The word “unfortunate” was mentioned several times by the justices over the entire “he-said, she-said” parental disagreements.

“The incentives if you prevail are for the custodial, or the parent with control over the child, to leave immediately,” Chief Justice John Roberts told the mother’s lawyer. “Even after a motion for a stay has been filed. Get on the first plane out and then you’re home free. That seems to me to be a very unfortunate result.”

Justice Ruth Bader Ginsburg said to the father’s lawyer that the purpose of the international treaty was to eliminate “shuttling of children” across courts in different nations, a process she said could take years.

An eventual ruling in the case of Chafin v. Chafin could establish an important precedent on the discretion of U.S. courts to decide where children caught in custody fights should stay.

In the middle of this case is Eris, who now resides in a remote part of the United Kingdom with her mother. Army Sgt. Jeff Chafin is based at Ft. Stewart, Georgia.

He claims she is an unfit mother. She was once arrested for disorderly conduct after a night of drinking and was deported for overstaying her visa. She claims he is manipulative.

Back in her home country without her daughter, Lynne filed a “Petition for Return of Child to Scotland” under the 1980 Hague Convention’s Civil Aspects of International Child Abduction. It grants parents in general a “right of custody” and a separate “right of access,” ensuring the laws of one country are respected in the others.

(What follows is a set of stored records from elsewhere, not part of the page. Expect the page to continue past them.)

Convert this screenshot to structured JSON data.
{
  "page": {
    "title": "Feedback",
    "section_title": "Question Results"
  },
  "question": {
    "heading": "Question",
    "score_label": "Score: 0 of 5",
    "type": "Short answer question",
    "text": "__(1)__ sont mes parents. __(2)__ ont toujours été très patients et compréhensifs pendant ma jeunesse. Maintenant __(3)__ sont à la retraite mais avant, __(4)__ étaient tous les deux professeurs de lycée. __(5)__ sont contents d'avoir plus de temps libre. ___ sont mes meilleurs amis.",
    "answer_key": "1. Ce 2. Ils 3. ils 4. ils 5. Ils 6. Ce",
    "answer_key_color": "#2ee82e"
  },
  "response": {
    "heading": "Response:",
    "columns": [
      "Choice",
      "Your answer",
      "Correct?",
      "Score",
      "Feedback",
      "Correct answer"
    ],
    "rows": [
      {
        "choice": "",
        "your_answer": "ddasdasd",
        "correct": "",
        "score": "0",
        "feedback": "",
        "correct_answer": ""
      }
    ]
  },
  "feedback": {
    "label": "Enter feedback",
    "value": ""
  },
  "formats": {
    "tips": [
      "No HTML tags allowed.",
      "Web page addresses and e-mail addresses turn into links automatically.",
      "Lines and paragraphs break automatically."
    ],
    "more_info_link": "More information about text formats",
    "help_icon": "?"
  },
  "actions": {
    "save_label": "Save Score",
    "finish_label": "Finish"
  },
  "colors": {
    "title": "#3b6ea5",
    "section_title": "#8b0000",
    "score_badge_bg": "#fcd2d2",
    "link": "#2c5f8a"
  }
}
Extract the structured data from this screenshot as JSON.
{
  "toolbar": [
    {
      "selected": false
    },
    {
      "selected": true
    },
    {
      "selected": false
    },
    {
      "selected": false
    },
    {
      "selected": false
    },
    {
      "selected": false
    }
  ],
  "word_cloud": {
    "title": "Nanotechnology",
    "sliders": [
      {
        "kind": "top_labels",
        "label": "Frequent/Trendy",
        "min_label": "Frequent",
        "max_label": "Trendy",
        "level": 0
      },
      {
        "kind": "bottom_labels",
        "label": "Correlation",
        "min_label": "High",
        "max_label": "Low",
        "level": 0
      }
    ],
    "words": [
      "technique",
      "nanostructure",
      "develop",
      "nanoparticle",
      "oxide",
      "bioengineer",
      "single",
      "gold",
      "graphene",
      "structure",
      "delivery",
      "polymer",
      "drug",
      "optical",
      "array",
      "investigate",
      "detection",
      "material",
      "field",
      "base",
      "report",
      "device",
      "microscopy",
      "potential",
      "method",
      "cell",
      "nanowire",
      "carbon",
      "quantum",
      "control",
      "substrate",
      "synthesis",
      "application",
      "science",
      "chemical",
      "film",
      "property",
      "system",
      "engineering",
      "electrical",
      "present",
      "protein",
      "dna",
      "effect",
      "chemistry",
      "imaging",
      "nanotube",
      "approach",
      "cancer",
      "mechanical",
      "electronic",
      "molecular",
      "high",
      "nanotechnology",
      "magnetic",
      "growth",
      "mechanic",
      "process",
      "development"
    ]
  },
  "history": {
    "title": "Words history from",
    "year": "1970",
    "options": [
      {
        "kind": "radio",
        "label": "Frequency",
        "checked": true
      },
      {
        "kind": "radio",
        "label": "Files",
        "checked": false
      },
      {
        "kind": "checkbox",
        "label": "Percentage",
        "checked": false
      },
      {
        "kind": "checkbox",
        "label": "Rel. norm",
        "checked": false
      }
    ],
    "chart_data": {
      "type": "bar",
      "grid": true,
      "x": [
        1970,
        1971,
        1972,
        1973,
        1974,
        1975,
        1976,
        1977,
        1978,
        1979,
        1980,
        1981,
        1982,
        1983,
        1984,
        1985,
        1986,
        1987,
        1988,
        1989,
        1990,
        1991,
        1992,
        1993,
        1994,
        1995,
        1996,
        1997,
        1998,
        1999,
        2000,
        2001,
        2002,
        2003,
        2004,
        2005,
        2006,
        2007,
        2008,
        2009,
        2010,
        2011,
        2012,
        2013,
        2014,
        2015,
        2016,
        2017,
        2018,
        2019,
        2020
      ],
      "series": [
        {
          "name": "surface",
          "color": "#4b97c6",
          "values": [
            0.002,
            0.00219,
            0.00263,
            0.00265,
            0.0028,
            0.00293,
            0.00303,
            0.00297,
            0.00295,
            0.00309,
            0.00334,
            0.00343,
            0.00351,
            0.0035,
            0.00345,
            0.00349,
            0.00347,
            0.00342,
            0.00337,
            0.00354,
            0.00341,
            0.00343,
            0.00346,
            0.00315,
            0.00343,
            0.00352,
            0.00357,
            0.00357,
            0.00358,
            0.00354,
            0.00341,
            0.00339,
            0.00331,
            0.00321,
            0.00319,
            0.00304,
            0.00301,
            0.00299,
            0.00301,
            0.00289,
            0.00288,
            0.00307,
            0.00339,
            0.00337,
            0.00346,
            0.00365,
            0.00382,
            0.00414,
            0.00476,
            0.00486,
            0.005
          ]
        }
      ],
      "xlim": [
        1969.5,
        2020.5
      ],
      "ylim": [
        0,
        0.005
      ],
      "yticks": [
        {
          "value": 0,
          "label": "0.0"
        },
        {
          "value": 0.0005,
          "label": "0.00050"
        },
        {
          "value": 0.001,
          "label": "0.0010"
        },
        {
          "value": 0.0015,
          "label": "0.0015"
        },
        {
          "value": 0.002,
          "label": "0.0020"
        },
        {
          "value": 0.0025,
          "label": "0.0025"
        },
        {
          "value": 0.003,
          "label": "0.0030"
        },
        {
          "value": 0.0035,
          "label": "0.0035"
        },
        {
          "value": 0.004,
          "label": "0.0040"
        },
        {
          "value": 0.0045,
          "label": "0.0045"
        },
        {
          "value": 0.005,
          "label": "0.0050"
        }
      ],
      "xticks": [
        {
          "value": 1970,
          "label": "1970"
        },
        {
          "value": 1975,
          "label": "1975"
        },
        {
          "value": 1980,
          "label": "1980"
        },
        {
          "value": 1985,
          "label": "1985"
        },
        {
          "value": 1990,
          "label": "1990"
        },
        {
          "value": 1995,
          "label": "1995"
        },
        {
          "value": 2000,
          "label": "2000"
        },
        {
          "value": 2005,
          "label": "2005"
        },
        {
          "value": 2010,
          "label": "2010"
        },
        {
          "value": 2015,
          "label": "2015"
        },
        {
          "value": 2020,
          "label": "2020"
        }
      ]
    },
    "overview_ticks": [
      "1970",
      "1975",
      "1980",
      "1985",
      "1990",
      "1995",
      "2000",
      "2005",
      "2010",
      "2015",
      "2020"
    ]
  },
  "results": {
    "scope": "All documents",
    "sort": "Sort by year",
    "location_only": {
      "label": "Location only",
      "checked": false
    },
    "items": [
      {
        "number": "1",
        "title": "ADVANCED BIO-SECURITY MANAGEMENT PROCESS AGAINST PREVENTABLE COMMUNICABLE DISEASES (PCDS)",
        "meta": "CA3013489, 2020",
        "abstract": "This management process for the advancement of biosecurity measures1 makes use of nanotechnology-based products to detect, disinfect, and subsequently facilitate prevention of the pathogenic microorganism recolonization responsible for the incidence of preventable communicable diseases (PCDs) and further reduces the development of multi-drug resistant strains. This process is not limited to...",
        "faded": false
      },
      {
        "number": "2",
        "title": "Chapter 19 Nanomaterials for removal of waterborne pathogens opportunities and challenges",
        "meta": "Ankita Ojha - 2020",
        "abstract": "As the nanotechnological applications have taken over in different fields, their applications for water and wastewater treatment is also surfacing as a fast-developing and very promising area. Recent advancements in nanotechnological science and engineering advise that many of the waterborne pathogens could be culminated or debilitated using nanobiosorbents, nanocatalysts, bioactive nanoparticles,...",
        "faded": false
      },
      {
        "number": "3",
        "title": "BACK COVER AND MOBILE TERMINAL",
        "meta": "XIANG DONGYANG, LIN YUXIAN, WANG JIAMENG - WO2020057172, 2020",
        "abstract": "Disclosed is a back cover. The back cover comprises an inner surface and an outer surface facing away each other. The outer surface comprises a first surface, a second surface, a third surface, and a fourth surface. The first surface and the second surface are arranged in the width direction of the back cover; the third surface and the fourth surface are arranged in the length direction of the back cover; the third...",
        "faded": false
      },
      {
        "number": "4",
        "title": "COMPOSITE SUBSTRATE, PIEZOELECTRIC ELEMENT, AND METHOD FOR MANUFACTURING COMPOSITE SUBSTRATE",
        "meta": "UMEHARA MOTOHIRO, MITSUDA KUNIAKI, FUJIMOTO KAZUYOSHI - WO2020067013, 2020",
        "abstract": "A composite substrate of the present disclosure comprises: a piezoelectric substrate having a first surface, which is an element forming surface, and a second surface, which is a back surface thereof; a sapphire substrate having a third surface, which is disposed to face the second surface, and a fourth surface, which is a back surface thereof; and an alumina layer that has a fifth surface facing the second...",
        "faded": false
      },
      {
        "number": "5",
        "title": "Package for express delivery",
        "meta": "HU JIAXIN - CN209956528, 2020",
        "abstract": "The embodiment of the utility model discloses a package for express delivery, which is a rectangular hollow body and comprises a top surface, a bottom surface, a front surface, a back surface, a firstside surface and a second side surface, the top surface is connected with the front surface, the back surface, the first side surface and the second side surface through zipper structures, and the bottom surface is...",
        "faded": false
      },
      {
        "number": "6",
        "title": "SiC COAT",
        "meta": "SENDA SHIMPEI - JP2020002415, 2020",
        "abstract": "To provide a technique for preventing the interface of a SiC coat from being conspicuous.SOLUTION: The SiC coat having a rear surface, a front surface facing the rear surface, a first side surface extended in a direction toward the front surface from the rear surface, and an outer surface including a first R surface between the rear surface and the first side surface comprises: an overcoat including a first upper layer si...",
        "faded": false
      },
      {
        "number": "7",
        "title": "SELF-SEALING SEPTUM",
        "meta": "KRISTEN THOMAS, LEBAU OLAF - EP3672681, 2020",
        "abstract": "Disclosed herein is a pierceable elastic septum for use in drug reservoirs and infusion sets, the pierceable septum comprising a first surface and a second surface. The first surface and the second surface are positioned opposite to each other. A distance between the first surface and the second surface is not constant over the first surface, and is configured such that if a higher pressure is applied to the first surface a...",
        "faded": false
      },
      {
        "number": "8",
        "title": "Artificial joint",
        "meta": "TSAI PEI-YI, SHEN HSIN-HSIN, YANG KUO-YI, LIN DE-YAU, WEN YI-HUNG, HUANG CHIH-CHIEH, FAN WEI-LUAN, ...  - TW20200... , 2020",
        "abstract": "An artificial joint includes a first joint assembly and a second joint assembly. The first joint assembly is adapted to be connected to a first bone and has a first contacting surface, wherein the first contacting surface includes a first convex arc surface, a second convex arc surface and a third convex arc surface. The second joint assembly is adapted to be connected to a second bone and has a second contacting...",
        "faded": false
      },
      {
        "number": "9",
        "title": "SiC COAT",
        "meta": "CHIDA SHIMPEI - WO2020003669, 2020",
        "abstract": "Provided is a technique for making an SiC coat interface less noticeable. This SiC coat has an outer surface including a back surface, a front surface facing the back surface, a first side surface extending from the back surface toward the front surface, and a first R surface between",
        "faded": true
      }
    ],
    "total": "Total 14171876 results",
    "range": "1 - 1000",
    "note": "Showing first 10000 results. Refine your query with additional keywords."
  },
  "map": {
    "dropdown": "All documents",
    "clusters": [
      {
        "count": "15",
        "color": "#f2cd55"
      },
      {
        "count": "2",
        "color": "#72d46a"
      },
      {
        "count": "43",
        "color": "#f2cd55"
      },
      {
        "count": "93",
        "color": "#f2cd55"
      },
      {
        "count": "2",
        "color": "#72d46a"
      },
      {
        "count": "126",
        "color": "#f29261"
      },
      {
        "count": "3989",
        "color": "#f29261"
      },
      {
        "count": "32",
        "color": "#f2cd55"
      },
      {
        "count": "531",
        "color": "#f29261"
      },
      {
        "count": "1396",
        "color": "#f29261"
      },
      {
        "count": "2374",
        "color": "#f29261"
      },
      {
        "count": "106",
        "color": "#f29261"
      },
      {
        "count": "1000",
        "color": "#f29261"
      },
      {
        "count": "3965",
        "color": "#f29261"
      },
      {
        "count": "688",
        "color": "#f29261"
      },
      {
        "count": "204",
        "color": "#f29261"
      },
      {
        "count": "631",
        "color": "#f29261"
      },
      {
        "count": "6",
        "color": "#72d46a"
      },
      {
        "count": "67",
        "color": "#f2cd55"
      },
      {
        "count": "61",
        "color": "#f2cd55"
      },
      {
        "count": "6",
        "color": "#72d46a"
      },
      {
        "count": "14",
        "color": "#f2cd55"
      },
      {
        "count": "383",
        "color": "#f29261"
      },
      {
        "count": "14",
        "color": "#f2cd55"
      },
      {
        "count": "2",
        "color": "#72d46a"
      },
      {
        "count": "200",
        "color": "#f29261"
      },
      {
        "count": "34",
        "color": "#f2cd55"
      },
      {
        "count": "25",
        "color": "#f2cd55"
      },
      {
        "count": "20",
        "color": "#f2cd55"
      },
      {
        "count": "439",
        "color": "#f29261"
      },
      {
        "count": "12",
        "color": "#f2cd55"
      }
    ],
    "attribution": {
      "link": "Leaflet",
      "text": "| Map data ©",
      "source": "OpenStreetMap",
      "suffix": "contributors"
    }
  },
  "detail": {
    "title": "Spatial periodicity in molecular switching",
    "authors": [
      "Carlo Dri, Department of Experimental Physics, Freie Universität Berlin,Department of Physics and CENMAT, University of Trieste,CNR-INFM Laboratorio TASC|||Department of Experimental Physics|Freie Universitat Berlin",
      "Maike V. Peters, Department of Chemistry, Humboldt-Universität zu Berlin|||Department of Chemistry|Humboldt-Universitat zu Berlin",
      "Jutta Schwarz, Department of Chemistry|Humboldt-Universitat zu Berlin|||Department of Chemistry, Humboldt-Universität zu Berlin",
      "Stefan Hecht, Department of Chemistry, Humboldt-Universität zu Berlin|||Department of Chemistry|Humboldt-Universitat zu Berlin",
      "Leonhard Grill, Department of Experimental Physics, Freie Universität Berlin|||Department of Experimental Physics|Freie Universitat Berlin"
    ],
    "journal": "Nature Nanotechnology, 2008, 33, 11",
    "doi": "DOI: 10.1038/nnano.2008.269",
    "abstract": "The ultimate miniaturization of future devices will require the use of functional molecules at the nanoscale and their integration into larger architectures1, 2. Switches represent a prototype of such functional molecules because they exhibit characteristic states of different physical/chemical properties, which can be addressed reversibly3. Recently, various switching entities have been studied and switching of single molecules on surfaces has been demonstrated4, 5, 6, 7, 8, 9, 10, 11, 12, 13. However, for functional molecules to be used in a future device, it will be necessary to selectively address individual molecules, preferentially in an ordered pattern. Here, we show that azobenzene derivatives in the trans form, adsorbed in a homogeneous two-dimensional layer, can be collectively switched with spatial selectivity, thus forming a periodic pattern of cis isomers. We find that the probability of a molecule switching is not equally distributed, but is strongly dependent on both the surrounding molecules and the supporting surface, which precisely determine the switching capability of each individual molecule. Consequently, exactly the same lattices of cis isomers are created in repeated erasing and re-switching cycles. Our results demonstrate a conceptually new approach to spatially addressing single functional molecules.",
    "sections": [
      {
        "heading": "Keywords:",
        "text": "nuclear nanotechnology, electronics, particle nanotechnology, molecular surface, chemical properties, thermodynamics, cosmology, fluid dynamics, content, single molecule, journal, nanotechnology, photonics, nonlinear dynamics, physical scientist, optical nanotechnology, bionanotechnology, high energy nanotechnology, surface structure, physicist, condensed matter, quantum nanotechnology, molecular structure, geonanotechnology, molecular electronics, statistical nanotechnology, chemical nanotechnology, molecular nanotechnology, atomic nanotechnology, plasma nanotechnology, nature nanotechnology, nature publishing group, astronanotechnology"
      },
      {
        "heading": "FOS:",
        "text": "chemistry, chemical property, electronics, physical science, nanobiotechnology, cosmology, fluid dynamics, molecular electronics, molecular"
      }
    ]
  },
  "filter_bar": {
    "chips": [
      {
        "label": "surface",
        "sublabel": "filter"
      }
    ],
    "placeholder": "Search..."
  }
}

More than 80 nations are a party to the treaty, including the United States and the United Kingdom.

Lynne did not see her daughter for 10 months while the custody case played in a federal court in Alabama.

Just hours after a federal judge allowed Lynne to take the child to Scotland, the two were on an overseas flight. A federal appeals court later said the matter was out of its hands since the child was now in another country, ruling the issue was moot.

Both sides disagree on whether the father moved quickly enough to appeal the immediate removal order in an appropriate court.

Now the justices will decide the jurisdictional questions.

Michael Manely, the father’s attorney, told the justices that the issue was not moot and that the child should be brought back to the United States while courts here resolve the matter.

“When you say bring the child back, there’s an impediment to that because now this court in Scotland has told her don’t– the child stays here,” said Ginsburg. “There’s an order that the child not be removed from Scotland.”

Tougher questions were aimed at Stephen Cullen, attorney for Lynne Chafin, who said “once the doors close on that plane and that child arrives back in Scotland, unless the plane turns round and comes back again, it is all over” on any appeals.

“You’re not going to suggest all those countries that permit appeals explicitly and stop removals until appeals are finished, that those contracting treaty parties are breaching the convention, are you?” said Justice Sonia Sotomayor skeptically.

Roberts – the only justice with young children – suggested the father was not given a proper time or opportunity to appeal once the initial removal order was signed by the federal judge in Alabama.

“It seems to me,” he said, “the best thing is to hold things up briefly, so that the child doesn’t go overseas and then have to be brought back, particularly if you have situations where there can be an expeditious appeal. And I think most appellate courts would appreciate the benefit of that.”

Justice Stephen Breyer said just because the child is in Scotland, does not mean federal courts in the United States still have no role to play.

“I don’t understand why you want a treaty where the best interests of the child are what’s at issue, and then you interpret it in a way that the court of one nation with the child where you have parents from both nations pays no attention at all to what courts in other nations are saying.”

Jeff Chafin was in the courtroom for the morning arguments, dressed in his Army dress uniform.

“I told my little girl I would do everything I could to get her,” Sgt. Chafin told CNN National Correspondent Joe Johns this week, “to make sure she’s safe.” He last visited the girl overseas a few weeks ago.

“I don’t believe that (the current legal fight) is in the best interest of the child as it’s going to go on for years and years to come,” Lynne Hales Chafin told CNN.

A ruling is due in a few months. The case is Chafin v. Chafin (11-1347).